MongoDB MapReduce doesn’t always reduce
Today I decided to dive into the mapreduce functionality provided by MongoDB. I have some batch processing jobs involving a decently large amount of data, and overall it was a pleasant experience implementing those jobs. Mongo uses a javascript interpreter to run your map and reduce functions, so as long as you have some JS under your belt, you’re good to go.
While writing unit tests for some of this new functionality today that utilized mapreduce, I noticed something odd: the collection that the mapreduce output in my unit tests had a slightly different schema than the collection output when my real server ran the same jobs.
The map reduce looked similar to this:
var map = function() {
emit(this.team, { count : 1 } );
}
var reduce = function(key, values) {
var result = {totalgames: 0};
for(var item in values) {
result.totalgames += values[item].count;
}
return result;
}
db.games.mapReduce(map, reduce, { out : "teamrecords" });
This is a pretty straight forward map reduce: I’m emitting a signal for each game that records a count of 1 for the team, which acts as the key. The reduce is then adding up all the counts.
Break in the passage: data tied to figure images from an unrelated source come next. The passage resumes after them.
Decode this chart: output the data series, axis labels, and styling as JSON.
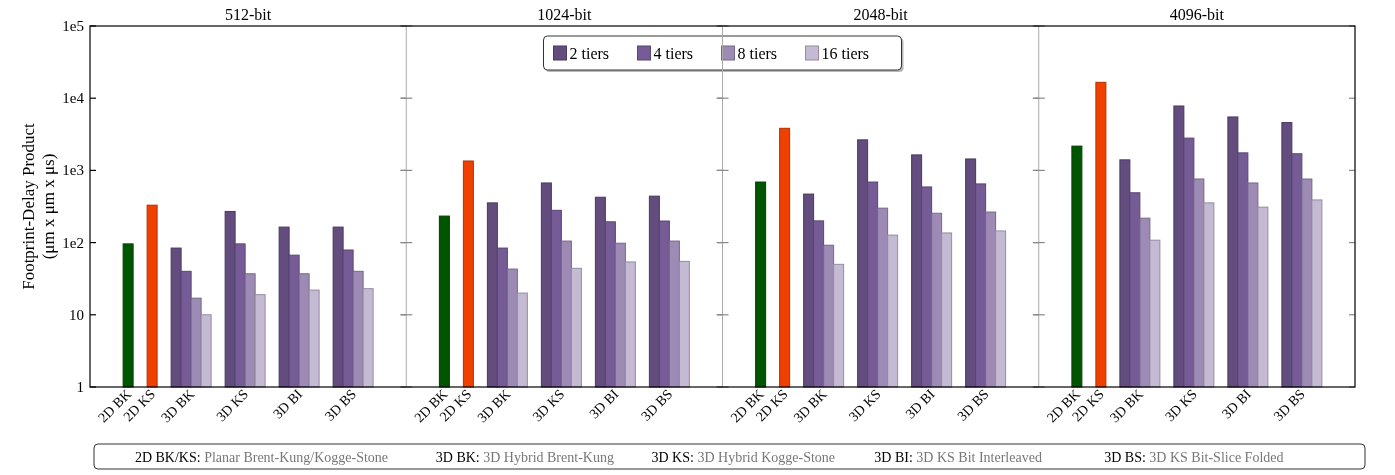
{
  "chart_data": [
    {
      "type": "bar",
      "title": "512-bit",
      "ylabel": "Footprint-Delay Product\n(μm x μm x μs)",
      "categories": [
        "2D BK",
        "2D KS",
        "3D BK",
        "3D KS",
        "3D BI",
        "3D BS"
      ],
      "log": true,
      "ylim": [
        1,
        100000
      ],
      "yticks": [
        1,
        10,
        {
          "value": 100,
          "label": "1e2"
        },
        {
          "value": 1000,
          "label": "1e3"
        },
        {
          "value": 10000,
          "label": "1e4"
        },
        {
          "value": 100000,
          "label": "1e5"
        }
      ],
      "series": [
        {
          "colors": [
            "#005500",
            "#f04000",
            null,
            null,
            null,
            null
          ],
          "values": [
            96,
            330,
            null,
            null,
            null,
            null
          ]
        },
        {
          "color": "#634c7e",
          "values": [
            null,
            null,
            84,
            270,
            164,
            164
          ]
        },
        {
          "color": "#765c97",
          "values": [
            null,
            null,
            40,
            96,
            67,
            79
          ]
        },
        {
          "color": "#9d8ab5",
          "values": [
            null,
            null,
            17,
            37,
            37,
            40
          ]
        },
        {
          "color": "#c5bad3",
          "values": [
            null,
            null,
            10,
            19,
            22,
            23
          ]
        }
      ],
      "annotations": [
        "2D BK/KS: Planar Brent-Kung/Kogge-Stone",
        "3D BK: 3D Hybrid Brent-Kung",
        "3D KS: 3D Hybrid Kogge-Stone",
        "3D BI:  3D KS Bit Interleaved",
        "3D BS: 3D KS Bit-Slice Folded"
      ]
    },
    {
      "type": "bar",
      "title": "1024-bit",
      "categories": [
        "2D BK",
        "2D KS",
        "3D BK",
        "3D KS",
        "3D BI",
        "3D BS"
      ],
      "log": true,
      "ylim": [
        1,
        100000
      ],
      "yticks": [
        1,
        10,
        100,
        1000,
        10000,
        100000
      ],
      "tick_labels": "x",
      "legend": "top right",
      "series": [
        {
          "colors": [
            "#005500",
            "#f04000",
            null,
            null,
            null,
            null
          ],
          "values": [
            233,
            1350,
            null,
            null,
            null,
            null
          ]
        },
        {
          "name": "2 tiers",
          "color": "#634c7e",
          "values": [
            null,
            null,
            355,
            670,
            425,
            440
          ]
        },
        {
          "name": "4 tiers",
          "color": "#765c97",
          "values": [
            null,
            null,
            84,
            280,
            194,
            199
          ]
        },
        {
          "name": "8 tiers",
          "color": "#9d8ab5",
          "values": [
            null,
            null,
            43,
            105,
            98,
            105
          ]
        },
        {
          "name": "16 tiers",
          "color": "#c5bad3",
          "values": [
            null,
            null,
            20,
            44,
            54,
            55
          ]
        }
      ]
    },
    {
      "type": "bar",
      "title": "2048-bit",
      "categories": [
        "2D BK",
        "2D KS",
        "3D BK",
        "3D KS",
        "3D BI",
        "3D BS"
      ],
      "log": true,
      "ylim": [
        1,
        100000
      ],
      "yticks": [
        1,
        10,
        100,
        1000,
        10000,
        100000
      ],
      "tick_labels": "x",
      "series": [
        {
          "colors": [
            "#005500",
            "#f04000",
            null,
            null,
            null,
            null
          ],
          "values": [
            690,
            3830,
            null,
            null,
            null,
            null
          ]
        },
        {
          "color": "#634c7e",
          "values": [
            null,
            null,
            470,
            2650,
            1640,
            1440
          ]
        },
        {
          "color": "#765c97",
          "values": [
            null,
            null,
            200,
            690,
            590,
            650
          ]
        },
        {
          "color": "#9d8ab5",
          "values": [
            null,
            null,
            92,
            300,
            255,
            265
          ]
        },
        {
          "color": "#c5bad3",
          "values": [
            null,
            null,
            50,
            127,
            136,
            145
          ]
        }
      ]
    },
    {
      "type": "bar",
      "title": "4096-bit",
      "categories": [
        "2D BK",
        "2D KS",
        "3D BK",
        "3D KS",
        "3D BI",
        "3D BS"
      ],
      "log": true,
      "ylim": [
        1,
        100000
      ],
      "yticks": [
        1,
        10,
        100,
        1000,
        10000,
        100000
      ],
      "tick_labels": "x",
      "series": [
        {
          "colors": [
            "#005500",
            "#f04000",
            null,
            null,
            null,
            null
          ],
          "values": [
            2170,
            16600,
            null,
            null,
            null,
            null
          ]
        },
        {
          "color": "#634c7e",
          "values": [
            null,
            null,
            1400,
            7800,
            5500,
            4600
          ]
        },
        {
          "color": "#765c97",
          "values": [
            null,
            null,
            490,
            2800,
            1750,
            1700
          ]
        },
        {
          "color": "#9d8ab5",
          "values": [
            null,
            null,
            218,
            760,
            670,
            760
          ]
        },
        {
          "color": "#c5bad3",
          "values": [
            null,
            null,
            108,
            355,
            310,
            390
          ]
        }
      ]
    }
  ]
}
When I ran this against real data on the server, the teamrecords collection correctly had data that looked like this:
{ “_id” : “ari”, “value” : { “totalgames” : 11 } }
When I ran my unit tests, the collection had data that looked like this:
{ “_id” : “ari”, “value” : { “count” : 11 } }
After thumping my head against the table for about an hour, I figured it out: in my unit test, I only had one value emitted for the key “ari”. Since there was only one value emitted for that key, the reduce function never ran, and the value emitted was put into the collection directly.
This functionality does make sense — there’s nothing to reduce, so why run the reduction step? That being said, I was expecting the reduce function to run, and having it not run resulted in a different key being saved in my collection. It seems like a minor optimization made by mongodb that could potentially result in large errors.